BEST as in most profound? A lot of profound things bores me. I am not as smart as I pretend to be. But oddly, I seem to have considerable success deceiving my colleagues in this aspect. Now I just need my boss to buy this illusion. But among my reading this year, the more spiritually inclined book that I have responded to personally will have to be The Snow Leopard by Peter Matthiessen. All great journey is a trip inwards. I will re-read The Snow Leopard in the near future. This perhaps, speaks of how much I bring the writing to heart.

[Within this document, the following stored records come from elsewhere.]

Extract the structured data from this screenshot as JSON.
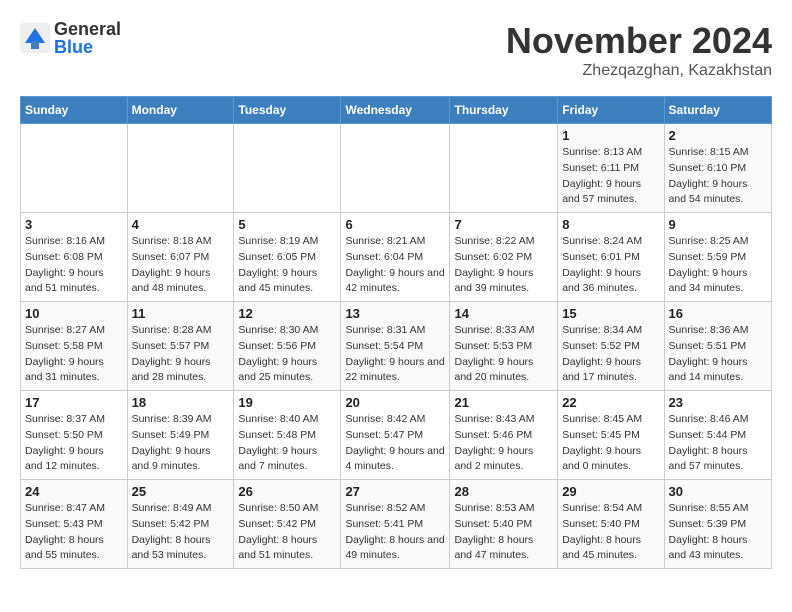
{
  "logo": {
    "general": "General",
    "blue": "Blue"
  },
  "title": "November 2024",
  "location": "Zhezqazghan, Kazakhstan",
  "days_header": [
    "Sunday",
    "Monday",
    "Tuesday",
    "Wednesday",
    "Thursday",
    "Friday",
    "Saturday"
  ],
  "weeks": [
    [
      {
        "day": "",
        "info": ""
      },
      {
        "day": "",
        "info": ""
      },
      {
        "day": "",
        "info": ""
      },
      {
        "day": "",
        "info": ""
      },
      {
        "day": "",
        "info": ""
      },
      {
        "day": "1",
        "info": "Sunrise: 8:13 AM\nSunset: 6:11 PM\nDaylight: 9 hours and 57 minutes."
      },
      {
        "day": "2",
        "info": "Sunrise: 8:15 AM\nSunset: 6:10 PM\nDaylight: 9 hours and 54 minutes."
      }
    ],
    [
      {
        "day": "3",
        "info": "Sunrise: 8:16 AM\nSunset: 6:08 PM\nDaylight: 9 hours and 51 minutes."
      },
      {
        "day": "4",
        "info": "Sunrise: 8:18 AM\nSunset: 6:07 PM\nDaylight: 9 hours and 48 minutes."
      },
      {
        "day": "5",
        "info": "Sunrise: 8:19 AM\nSunset: 6:05 PM\nDaylight: 9 hours and 45 minutes."
      },
      {
        "day": "6",
        "info": "Sunrise: 8:21 AM\nSunset: 6:04 PM\nDaylight: 9 hours and 42 minutes."
      },
      {
        "day": "7",
        "info": "Sunrise: 8:22 AM\nSunset: 6:02 PM\nDaylight: 9 hours and 39 minutes."
      },
      {
        "day": "8",
        "info": "Sunrise: 8:24 AM\nSunset: 6:01 PM\nDaylight: 9 hours and 36 minutes."
      },
      {
        "day": "9",
        "info": "Sunrise: 8:25 AM\nSunset: 5:59 PM\nDaylight: 9 hours and 34 minutes."
      }
    ],
    [
      {
        "day": "10",
        "info": "Sunrise: 8:27 AM\nSunset: 5:58 PM\nDaylight: 9 hours and 31 minutes."
      },
      {
        "day": "11",
        "info": "Sunrise: 8:28 AM\nSunset: 5:57 PM\nDaylight: 9 hours and 28 minutes."
      },
      {
        "day": "12",
        "info": "Sunrise: 8:30 AM\nSunset: 5:56 PM\nDaylight: 9 hours and 25 minutes."
      },
      {
        "day": "13",
        "info": "Sunrise: 8:31 AM\nSunset: 5:54 PM\nDaylight: 9 hours and 22 minutes."
      },
      {
        "day": "14",
        "info": "Sunrise: 8:33 AM\nSunset: 5:53 PM\nDaylight: 9 hours and 20 minutes."
      },
      {
        "day": "15",
        "info": "Sunrise: 8:34 AM\nSunset: 5:52 PM\nDaylight: 9 hours and 17 minutes."
      },
      {
        "day": "16",
        "info": "Sunrise: 8:36 AM\nSunset: 5:51 PM\nDaylight: 9 hours and 14 minutes."
      }
    ],
    [
      {
        "day": "17",
        "info": "Sunrise: 8:37 AM\nSunset: 5:50 PM\nDaylight: 9 hours and 12 minutes."
      },
      {
        "day": "18",
        "info": "Sunrise: 8:39 AM\nSunset: 5:49 PM\nDaylight: 9 hours and 9 minutes."
      },
      {
        "day": "19",
        "info": "Sunrise: 8:40 AM\nSunset: 5:48 PM\nDaylight: 9 hours and 7 minutes."
      },
      {
        "day": "20",
        "info": "Sunrise: 8:42 AM\nSunset: 5:47 PM\nDaylight: 9 hours and 4 minutes."
      },
      {
        "day": "21",
        "info": "Sunrise: 8:43 AM\nSunset: 5:46 PM\nDaylight: 9 hours and 2 minutes."
      },
      {
        "day": "22",
        "info": "Sunrise: 8:45 AM\nSunset: 5:45 PM\nDaylight: 9 hours and 0 minutes."
      },
      {
        "day": "23",
        "info": "Sunrise: 8:46 AM\nSunset: 5:44 PM\nDaylight: 8 hours and 57 minutes."
      }
    ],
    [
      {
        "day": "24",
        "info": "Sunrise: 8:47 AM\nSunset: 5:43 PM\nDaylight: 8 hours and 55 minutes."
      },
      {
        "day": "25",
        "info": "Sunrise: 8:49 AM\nSunset: 5:42 PM\nDaylight: 8 hours and 53 minutes."
      },
      {
        "day": "26",
        "info": "Sunrise: 8:50 AM\nSunset: 5:42 PM\nDaylight: 8 hours and 51 minutes."
      },
      {
        "day": "27",
        "info": "Sunrise: 8:52 AM\nSunset: 5:41 PM\nDaylight: 8 hours and 49 minutes."
      },
      {
        "day": "28",
        "info": "Sunrise: 8:53 AM\nSunset: 5:40 PM\nDaylight: 8 hours and 47 minutes."
      },
      {
        "day": "29",
        "info": "Sunrise: 8:54 AM\nSunset: 5:40 PM\nDaylight: 8 hours and 45 minutes."
      },
      {
        "day": "30",
        "info": "Sunrise: 8:55 AM\nSunset: 5:39 PM\nDaylight: 8 hours and 43 minutes."
      }
    ]
  ]
}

BEST as in most enjoyable? In spite of my intense, chill-as-ice exterior (oh god, I can't type this with a straight face!), I am also a fan of Riot Grrl punk rock, comic books, Care Bears (are we going to have words about my Care Bears?) and loud, childish, farcical humour. A children's book title like The Cork In the Ocean makes me laugh out loud. (Which I did. In the office. Loudly.) Perhaps, The Wee Free Men? You can never go wrong with Terry Pratchett. Funny, riotous and philosophical -- like a swift kick in naughty places.
So instead of BEST BOOK I'VE READ IN 2006, (because I really haven't read that much) -- let's do a WORST BOOK I'VE READ IN 2006:
WORST BOOK I'VE READ IN 2006: Wild Girls by Diana Souhami
Souhami's biography of Parisian salonist Natalie Barney is waffle-thin on the research, dry, mere repetition on already well-known stories of the American expatriate who founded one of the most prestiguous and exciting salon in Paris. Barney was libertine, lover of women, including Colette, friends to the arts and artists -- Marcel Proust in fact wanted to converse with her when he was writing Sodom and Gomorrah. She knew everybody and her patronage spanned the Belle Epoque across two World Wars. She let life in in all its splendour and light -- and Diana Souhami failed miserably to capture this rich, full life.
If anyone is interested, I would recommend instead Suzanne Rodriguez's Wild Heart, an infinitely more readable, enjoyable and MUCH, MUCH better researched biography of Natalie Clifford Barney and the decadence of Literary Paris. Wild Heart is stuffed full of interesting ancedotes and gossips on the literary figures across more than fifty years.